28.9.15

Trier 8

Natuurlijk koop ik een boekje over het Trierse dialect, niet alleen omdat ik in talen geïnteresseerd ben, maar ook omdat ik wil weten in hoeverre jiddisj  van invloed geweest is op lokale, dan wel regionale talen. Het Münsters kent veel jiddisje woorden, het dialect van Trier kent ze  nauwelijks. Er wordt wel schmeer stehen gemeld en dat komt oorspronkelijk wel van het Hebreeuwse schmira, maar in het Hoogduits bestaat dezelfde uitdrukking: schmiere stehen, op de uitkijk staan, bijvoorbeeld bij een inbraak. Merkwaardig is het dat het Triers het woord toddler kent, het Amerikaanse woord voor een  klein kind, maar iemand met wie ik over het dialect sprak vertelde me dat een Bürgersteig in Trier Trottoir heet, klaarblijkelijk zijn dergelijke barbarismen niet ongewoon. Het wordt tijd een paar zinnen uit het aangeschafte boekje "Milljunen Leit - mindesten drei"* te citeren: "De gud Saachen bestanden beim Mann aus dem Sonndachsen Aonzoch, dem weissen Himmb und schwaorze Shuoch. Für die kalte Jahreszeit kam der Manndel, Iewerzeijer oder Kores dazu.
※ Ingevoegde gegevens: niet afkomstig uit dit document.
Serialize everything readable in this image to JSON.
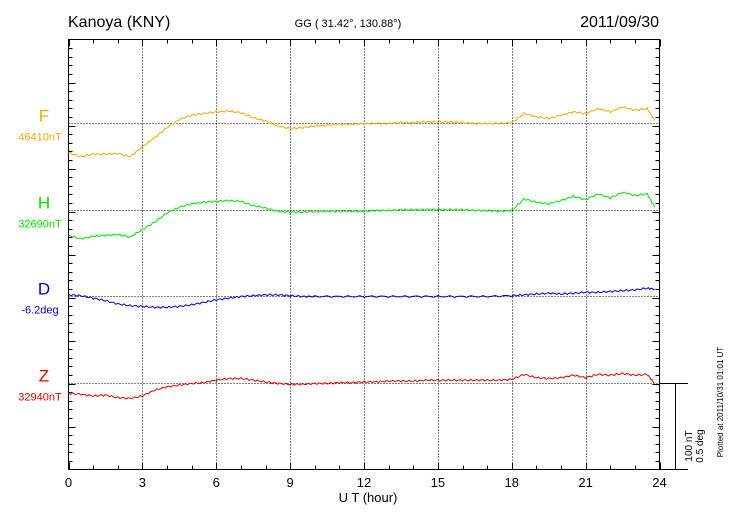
{
  "header": {
    "station": "Kanoya (KNY)",
    "coords": "GG ( 31.42°, 130.88°)",
    "date": "2011/09/30"
  },
  "footer": {
    "plotted": "Plotted at 2011/10/31 01:01 UT"
  },
  "scale_bar": {
    "nT": "100 nT",
    "deg": "0.5 deg"
  },
  "chart_data": {
    "type": "line",
    "title": "",
    "xlabel": "U T (hour)",
    "xlim": [
      0,
      24
    ],
    "xticks": [
      "0",
      "3",
      "6",
      "9",
      "12",
      "15",
      "18",
      "21",
      "24"
    ],
    "grid": true,
    "series": [
      {
        "name": "F",
        "baseline_label": "46410nT",
        "color": "#f5a800",
        "baseline_value": 46410,
        "x": [
          0,
          0.5,
          1,
          1.5,
          2,
          2.5,
          3,
          3.5,
          4,
          4.5,
          5,
          5.5,
          6,
          6.5,
          7,
          7.5,
          8,
          8.5,
          9,
          9.5,
          10,
          10.5,
          11,
          11.5,
          12,
          12.5,
          13,
          13.5,
          14,
          14.5,
          15,
          15.5,
          16,
          16.5,
          17,
          17.5,
          18,
          18.5,
          19,
          19.5,
          20,
          20.5,
          21,
          21.5,
          22,
          22.5,
          23,
          23.5,
          23.8
        ],
        "values": [
          -35,
          -40,
          -37,
          -37,
          -36,
          -40,
          -28,
          -17,
          -5,
          5,
          10,
          12,
          14,
          15,
          13,
          7,
          3,
          -3,
          -6,
          -5,
          -3,
          -2,
          -1,
          -1,
          0,
          0,
          0,
          1,
          1,
          2,
          2,
          2,
          1,
          0,
          0,
          0,
          1,
          12,
          8,
          6,
          10,
          14,
          12,
          18,
          14,
          20,
          16,
          18,
          4
        ]
      },
      {
        "name": "H",
        "baseline_label": "32690nT",
        "color": "#00e000",
        "baseline_value": 32690,
        "x": [
          0,
          0.5,
          1,
          1.5,
          2,
          2.5,
          3,
          3.5,
          4,
          4.5,
          5,
          5.5,
          6,
          6.5,
          7,
          7.5,
          8,
          8.5,
          9,
          9.5,
          10,
          10.5,
          11,
          11.5,
          12,
          12.5,
          13,
          13.5,
          14,
          14.5,
          15,
          15.5,
          16,
          16.5,
          17,
          17.5,
          18,
          18.5,
          19,
          19.5,
          20,
          20.5,
          21,
          21.5,
          22,
          22.5,
          23,
          23.5,
          23.8
        ],
        "values": [
          -30,
          -34,
          -31,
          -30,
          -29,
          -32,
          -23,
          -14,
          -3,
          4,
          8,
          10,
          11,
          12,
          11,
          6,
          3,
          -1,
          -2,
          -2,
          -1,
          -1,
          -1,
          -1,
          -1,
          0,
          0,
          1,
          1,
          1,
          1,
          1,
          1,
          0,
          0,
          -1,
          0,
          14,
          10,
          8,
          12,
          17,
          13,
          20,
          15,
          22,
          18,
          20,
          4
        ]
      },
      {
        "name": "D",
        "baseline_label": "-6.2deg",
        "color": "#0000cc",
        "baseline_value": -6.2,
        "x": [
          0,
          0.5,
          1,
          1.5,
          2,
          2.5,
          3,
          3.5,
          4,
          4.5,
          5,
          5.5,
          6,
          6.5,
          7,
          7.5,
          8,
          8.5,
          9,
          9.5,
          10,
          11,
          12,
          13,
          14,
          15,
          16,
          17,
          18,
          18.5,
          19,
          19.5,
          20,
          20.5,
          21,
          21.5,
          22,
          22.5,
          23,
          23.5,
          23.8
        ],
        "values": [
          2,
          1,
          -2,
          -5,
          -9,
          -11,
          -12,
          -13,
          -13,
          -12,
          -10,
          -7,
          -4,
          -2,
          0,
          1,
          2,
          2,
          1,
          0,
          0,
          0,
          0,
          0,
          0,
          0,
          0,
          0,
          1,
          2,
          3,
          4,
          3,
          4,
          5,
          5,
          6,
          7,
          8,
          10,
          9
        ]
      },
      {
        "name": "Z",
        "baseline_label": "32940nT",
        "color": "#e00000",
        "baseline_value": 32940,
        "x": [
          0,
          0.5,
          1,
          1.5,
          2,
          2.5,
          3,
          3.5,
          4,
          4.5,
          5,
          5.5,
          6,
          6.5,
          7,
          7.5,
          8,
          8.5,
          9,
          9.5,
          10,
          10.5,
          11,
          11.5,
          12,
          12.5,
          13,
          13.5,
          14,
          14.5,
          15,
          15.5,
          16,
          16.5,
          17,
          17.5,
          18,
          18.5,
          19,
          19.5,
          20,
          20.5,
          21,
          21.5,
          22,
          22.5,
          23,
          23.5,
          23.8
        ],
        "values": [
          -12,
          -13,
          -15,
          -14,
          -17,
          -18,
          -15,
          -8,
          -4,
          -2,
          0,
          1,
          4,
          6,
          6,
          4,
          2,
          0,
          -1,
          -1,
          0,
          0,
          1,
          1,
          2,
          2,
          3,
          3,
          3,
          4,
          4,
          4,
          4,
          4,
          4,
          4,
          5,
          11,
          7,
          6,
          7,
          10,
          7,
          11,
          10,
          12,
          10,
          11,
          0
        ]
      }
    ]
  }
}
Bei den Frauen waren es das Sonndachs Klaadschi oder Kossdümmschi, Schuoch mött Aobsätz, Manndel (wenn es hoch kam mött em Füksi und gebenfalls Schmuck  in Form z.B. von Bämmeln oder Krällkädd.") Het enige woord waarover ik struikel is Kores, de rest levert nagenoeg geen problemen op.